好半天南洛瓔突然想起在夢裡的那句對話,她緩緩說道:「我並不是真正的沒事人,我還在意,在意你有沒有真正的如我在乎你般的在乎過我,在意你對我許諾的時候,有沒有真心想過要兌現,在意,我從來不曾告訴過你,我有多麼的恨你」
廣陵王爺愣了愣,手裡的氣力居然鬆了幾分,緩緩放落下手,由著南洛瓔爬到了另外一側,好久好久沒有說話。
車廂裡靜靜的,兩人幾都能聽到從車轱轆轉動的聲音裡夾雜著屬於人類的呼吸聲,兩人都不說話,只是這樣默然的相處著。
不知道過了多久,廣陵王爺終是長歎了一聲說道:「我我」一連說了兩個我字卻還是沒有說下去,反是長長的歎了一口氣,這樣的形像與南洛瓔過去所見的那個冷靜淡漠的樣子,完全兩樣,南洛瓔睜著眼,一瞬不瞬的看著他,或許也想為那逝去的女子問一個明白吧。
可惜,廣陵王爺終只是又復歎了一聲氣,然後轉過臉去,瞧著車廂的一側說道:「事到如今,一切都不重要了,我怎麼說,都不重要了,重要的是你自己怎麼想。
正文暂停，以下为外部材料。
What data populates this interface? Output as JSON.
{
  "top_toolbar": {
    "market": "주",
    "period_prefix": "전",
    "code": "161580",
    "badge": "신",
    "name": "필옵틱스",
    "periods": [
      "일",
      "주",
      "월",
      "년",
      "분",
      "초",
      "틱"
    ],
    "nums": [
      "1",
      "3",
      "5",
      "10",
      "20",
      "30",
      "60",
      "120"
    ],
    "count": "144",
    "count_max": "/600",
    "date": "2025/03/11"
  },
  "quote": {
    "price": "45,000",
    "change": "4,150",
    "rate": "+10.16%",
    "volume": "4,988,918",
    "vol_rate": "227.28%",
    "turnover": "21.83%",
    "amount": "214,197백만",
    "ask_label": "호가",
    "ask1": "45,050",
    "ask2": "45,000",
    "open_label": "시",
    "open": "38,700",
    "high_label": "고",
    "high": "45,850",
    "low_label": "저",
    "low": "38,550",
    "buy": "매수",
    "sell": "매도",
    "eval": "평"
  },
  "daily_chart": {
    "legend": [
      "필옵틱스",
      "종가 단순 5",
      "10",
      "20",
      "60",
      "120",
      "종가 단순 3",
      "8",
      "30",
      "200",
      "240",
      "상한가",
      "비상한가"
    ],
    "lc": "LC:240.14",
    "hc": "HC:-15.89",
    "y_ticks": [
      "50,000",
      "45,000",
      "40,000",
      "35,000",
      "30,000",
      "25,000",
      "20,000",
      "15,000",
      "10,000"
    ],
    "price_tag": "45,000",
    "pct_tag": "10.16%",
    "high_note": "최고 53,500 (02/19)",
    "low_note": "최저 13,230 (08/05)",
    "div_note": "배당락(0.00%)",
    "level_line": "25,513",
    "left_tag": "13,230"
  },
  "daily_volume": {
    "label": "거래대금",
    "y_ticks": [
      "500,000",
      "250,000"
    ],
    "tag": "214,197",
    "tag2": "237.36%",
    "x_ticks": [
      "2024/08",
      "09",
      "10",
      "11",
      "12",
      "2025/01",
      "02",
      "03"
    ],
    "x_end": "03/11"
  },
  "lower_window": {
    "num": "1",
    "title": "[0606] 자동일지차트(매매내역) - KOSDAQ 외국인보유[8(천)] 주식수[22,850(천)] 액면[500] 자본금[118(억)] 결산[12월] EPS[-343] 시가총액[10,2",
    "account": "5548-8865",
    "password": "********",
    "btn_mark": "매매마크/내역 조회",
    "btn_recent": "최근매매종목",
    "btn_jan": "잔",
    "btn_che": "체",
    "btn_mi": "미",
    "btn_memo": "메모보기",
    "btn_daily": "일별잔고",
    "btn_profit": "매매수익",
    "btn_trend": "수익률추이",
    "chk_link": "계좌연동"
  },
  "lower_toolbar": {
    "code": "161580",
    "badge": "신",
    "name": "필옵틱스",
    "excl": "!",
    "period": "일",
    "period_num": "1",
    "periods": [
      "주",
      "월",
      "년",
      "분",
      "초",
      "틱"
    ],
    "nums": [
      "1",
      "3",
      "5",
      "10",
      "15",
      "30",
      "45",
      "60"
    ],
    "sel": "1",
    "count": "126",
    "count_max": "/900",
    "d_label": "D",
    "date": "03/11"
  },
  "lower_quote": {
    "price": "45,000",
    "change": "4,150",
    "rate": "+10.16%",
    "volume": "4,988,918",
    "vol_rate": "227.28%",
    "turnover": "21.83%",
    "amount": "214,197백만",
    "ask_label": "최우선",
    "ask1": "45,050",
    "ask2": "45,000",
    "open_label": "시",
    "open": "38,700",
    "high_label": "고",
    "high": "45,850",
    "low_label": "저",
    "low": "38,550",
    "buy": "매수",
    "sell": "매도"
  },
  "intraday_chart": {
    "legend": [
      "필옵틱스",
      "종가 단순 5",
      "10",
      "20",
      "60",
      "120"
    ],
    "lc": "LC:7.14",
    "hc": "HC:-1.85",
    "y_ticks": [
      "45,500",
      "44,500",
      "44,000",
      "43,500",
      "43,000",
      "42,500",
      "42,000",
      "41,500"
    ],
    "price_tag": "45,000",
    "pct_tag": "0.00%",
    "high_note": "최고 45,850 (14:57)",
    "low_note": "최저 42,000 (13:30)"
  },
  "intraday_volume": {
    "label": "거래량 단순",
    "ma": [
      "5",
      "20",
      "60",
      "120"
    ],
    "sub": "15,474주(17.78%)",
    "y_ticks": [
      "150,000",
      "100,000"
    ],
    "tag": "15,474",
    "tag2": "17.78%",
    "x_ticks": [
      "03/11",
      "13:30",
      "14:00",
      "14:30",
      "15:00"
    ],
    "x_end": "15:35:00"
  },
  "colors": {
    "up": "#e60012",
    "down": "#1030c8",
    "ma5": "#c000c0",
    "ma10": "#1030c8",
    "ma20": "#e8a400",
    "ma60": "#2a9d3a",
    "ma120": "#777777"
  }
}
」
南洛瓔點了點頭,沒有說話,因為實在不知道還可以說什麼,更多的也是不想再與這位王爺有太多的糾結,她輕歎了一口氣,然後說道:「是的,我也是有了家,有了夫君的人了。」
「記得以前你曾經說過,除了我,你不會再跳舞給別的男人看,也不會為了別人寫詩唱曲,我知道你都做到了,只有我對你的承諾,從來不曾做到,洛瓔,洛瓔」廣陵王爺輕如自語般的喃喃道。
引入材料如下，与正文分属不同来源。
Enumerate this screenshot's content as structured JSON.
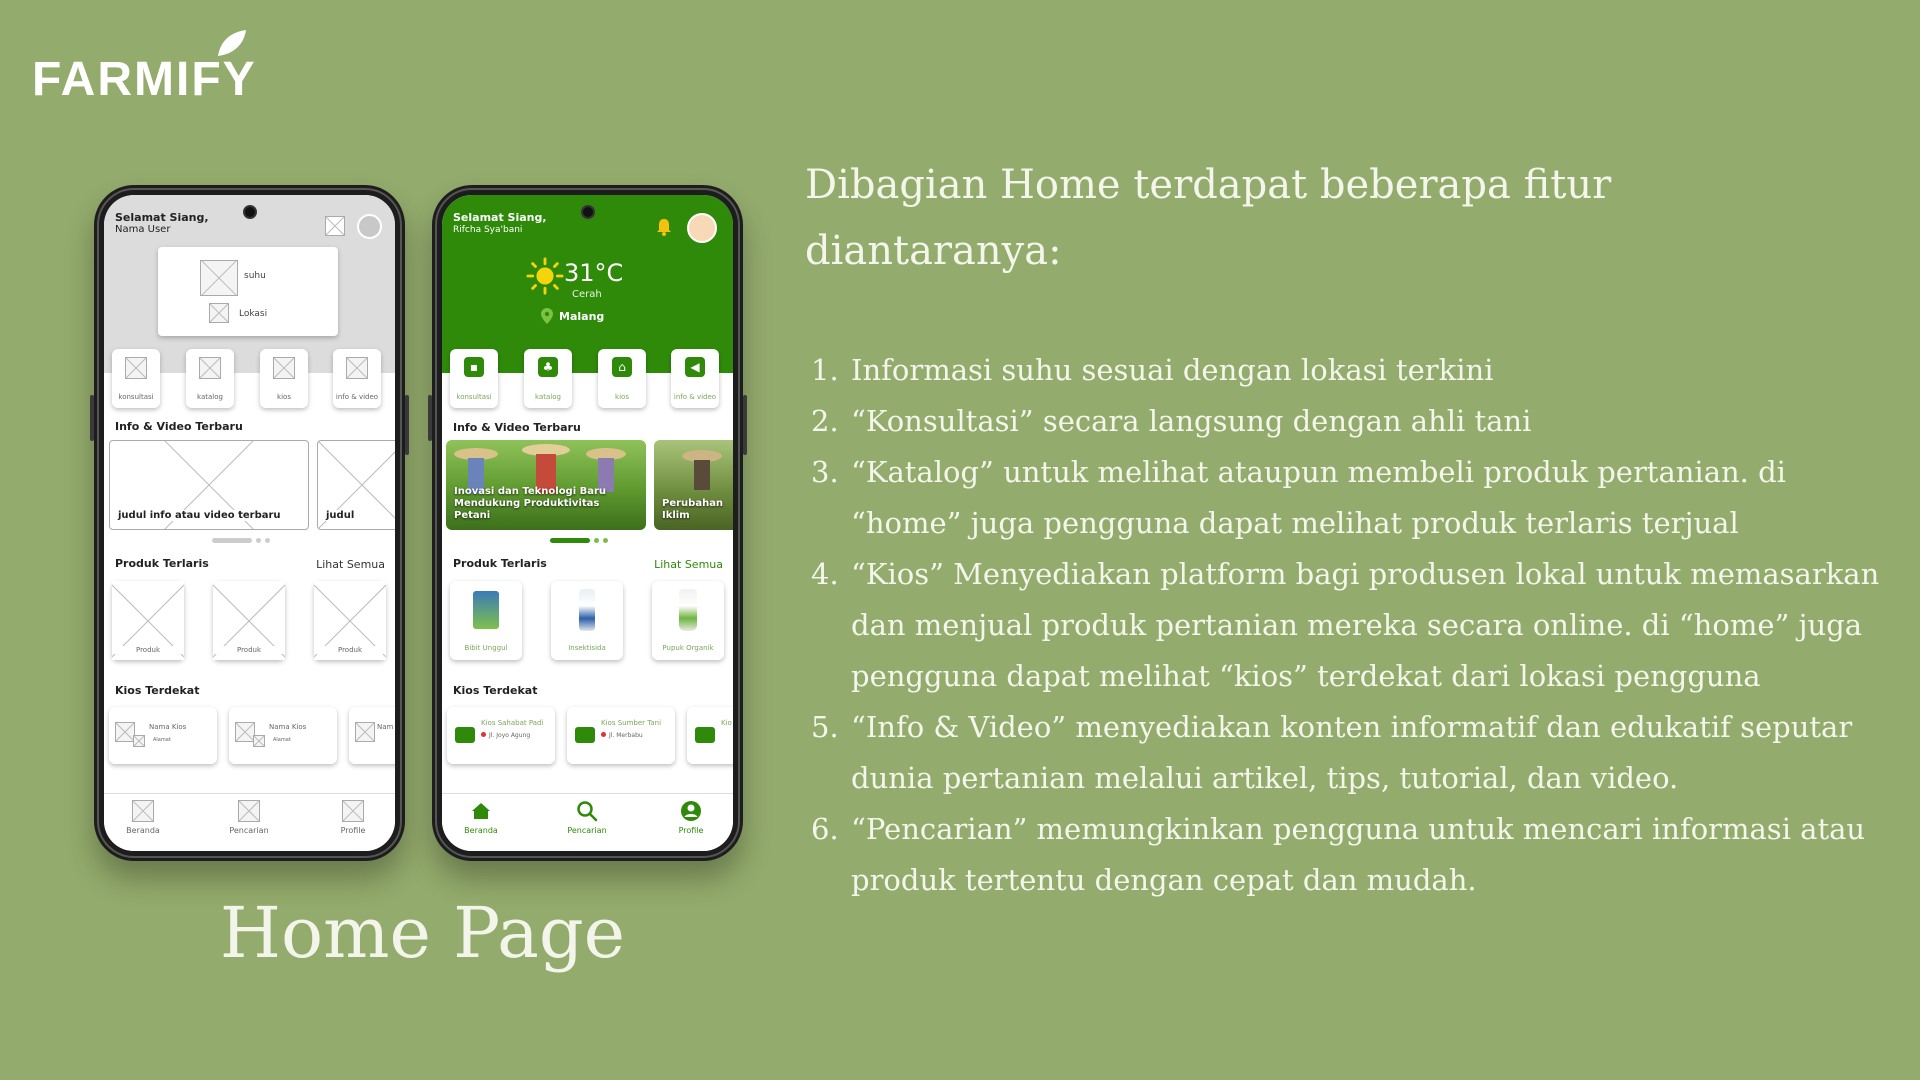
{
  "brand": {
    "name": "FARMIFY"
  },
  "caption": "Home Page",
  "intro": "Dibagian Home terdapat beberapa fitur diantaranya:",
  "features": [
    {
      "num": "1.",
      "text": "Informasi suhu sesuai dengan lokasi terkini"
    },
    {
      "num": "2.",
      "text": "“Konsultasi” secara langsung dengan ahli tani"
    },
    {
      "num": "3.",
      "text": "“Katalog” untuk melihat ataupun membeli produk pertanian. di “home” juga pengguna dapat melihat produk terlaris terjual"
    },
    {
      "num": "4.",
      "text": "“Kios” Menyediakan platform bagi produsen lokal untuk memasarkan dan menjual produk pertanian mereka secara online. di “home” juga pengguna dapat melihat “kios” terdekat dari lokasi pengguna"
    },
    {
      "num": "5.",
      "text": "“Info & Video” menyediakan konten informatif dan edukatif seputar dunia pertanian melalui artikel, tips, tutorial, dan video."
    },
    {
      "num": "6.",
      "text": "“Pencarian” memungkinkan pengguna untuk mencari informasi atau produk tertentu dengan cepat dan mudah."
    }
  ],
  "wireframe": {
    "greeting": "Selamat Siang,",
    "user": "Nama User",
    "weather_temp": "suhu",
    "weather_loc": "Lokasi",
    "categories": [
      "konsultasi",
      "katalog",
      "kios",
      "info & video"
    ],
    "info_title": "Info & Video Terbaru",
    "info_cards": [
      "judul info atau video terbaru",
      "judul"
    ],
    "products_title": "Produk Terlaris",
    "see_all": "Lihat Semua",
    "products": [
      "Produk",
      "Produk",
      "Produk"
    ],
    "kios_title": "Kios Terdekat",
    "kios": [
      {
        "name": "Nama Kios",
        "addr": "Alamat"
      },
      {
        "name": "Nama Kios",
        "addr": "Alamat"
      },
      {
        "name": "Nam",
        "addr": ""
      }
    ],
    "nav": [
      "Beranda",
      "Pencarian",
      "Profile"
    ]
  },
  "app": {
    "greeting": "Selamat Siang,",
    "user": "Rifcha Sya'bani",
    "temp": "31°C",
    "condition": "Cerah",
    "location": "Malang",
    "categories": [
      {
        "label": "konsultasi",
        "icon": "chat-icon"
      },
      {
        "label": "katalog",
        "icon": "sprout-icon"
      },
      {
        "label": "kios",
        "icon": "store-icon"
      },
      {
        "label": "info & video",
        "icon": "megaphone-icon"
      }
    ],
    "info_title": "Info & Video Terbaru",
    "info_cards": [
      "Inovasi dan Teknologi Baru Mendukung Produktivitas Petani",
      "Perubahan Iklim"
    ],
    "products_title": "Produk Terlaris",
    "see_all": "Lihat Semua",
    "products": [
      "Bibit Unggul",
      "Insektisida",
      "Pupuk Organik"
    ],
    "kios_title": "Kios Terdekat",
    "kios": [
      {
        "name": "Kios Sahabat Padi",
        "addr": "Jl. Joyo Agung"
      },
      {
        "name": "Kios Sumber Tani",
        "addr": "Jl. Merbabu"
      },
      {
        "name": "Kio",
        "addr": ""
      }
    ],
    "nav": [
      "Beranda",
      "Pencarian",
      "Profile"
    ]
  },
  "colors": {
    "background": "#93ab6c",
    "app_green": "#2f8a0a"
  }
}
南洛瓔聽到這裡只覺得慚愧的不行了,要知道自己不是不跳,也不是不寫,更不是不唱,只是自己一樣都不會,想來那個前任的南洛瓔小姐,自是琴棋書畫樣樣精通,只是可惜卻讓一個情字給誤了,喜歡的人背棄了她,只覺得生無可戀,明知道有毒,也吃了下去,想到這裡南洛瓔突然又覺得心裡一陣陣的抽痛,不由皺了皺眉,難道這就是屬於這個身體的感情嘛?
廣陵王爺又在車廂裡坐了一會子,終是望著南洛瓔說道:「以後,我們只怕再也不能如今晚這般說話了,現下只有我和你兩個人,你還有沒有什麼話要對我說的。」
南洛瓔搖了搖頭,不錯沒有了,能為這個身體的主人轉告的話,我都已經說過了,還有什麼好多說的呢?
廣陵王爺看見南洛瓔搖頭,他突然抬起手來,伸過去,撫了一下南洛瓔的額頭,然後溫柔的說道:「但曾相見便相知,相見何如不見時。安得與卿相訣絕,直教生死作相思。」
南洛瓔側過臉去,不再看他,只是輕歎了一聲,淡淡的說道:「荼靡不爭春,寂寞開最晚,為的只是但求成為那一時刻,唯一開放的花兒。」
廣陵王爺正撫在南洛瓔髮髻上的手顫抖了一下,終是緩緩收了回去,然後輕聲說道:「終是我負了你。」便不再說話,一挑車簾出了車廂。
南洛瓔瞧見他出了車廂,這才長長的舒了一口氣,依在車廂一側躺了下去,只覺得剛才那片刻中的時間,好像費盡了自己全部的心力一般。
不錯,有他這份愧疚之心,憑著廣陵王爺的權勢,應該會護自己周全了吧
這便是南洛瓔當時心裡正盤算的念頭。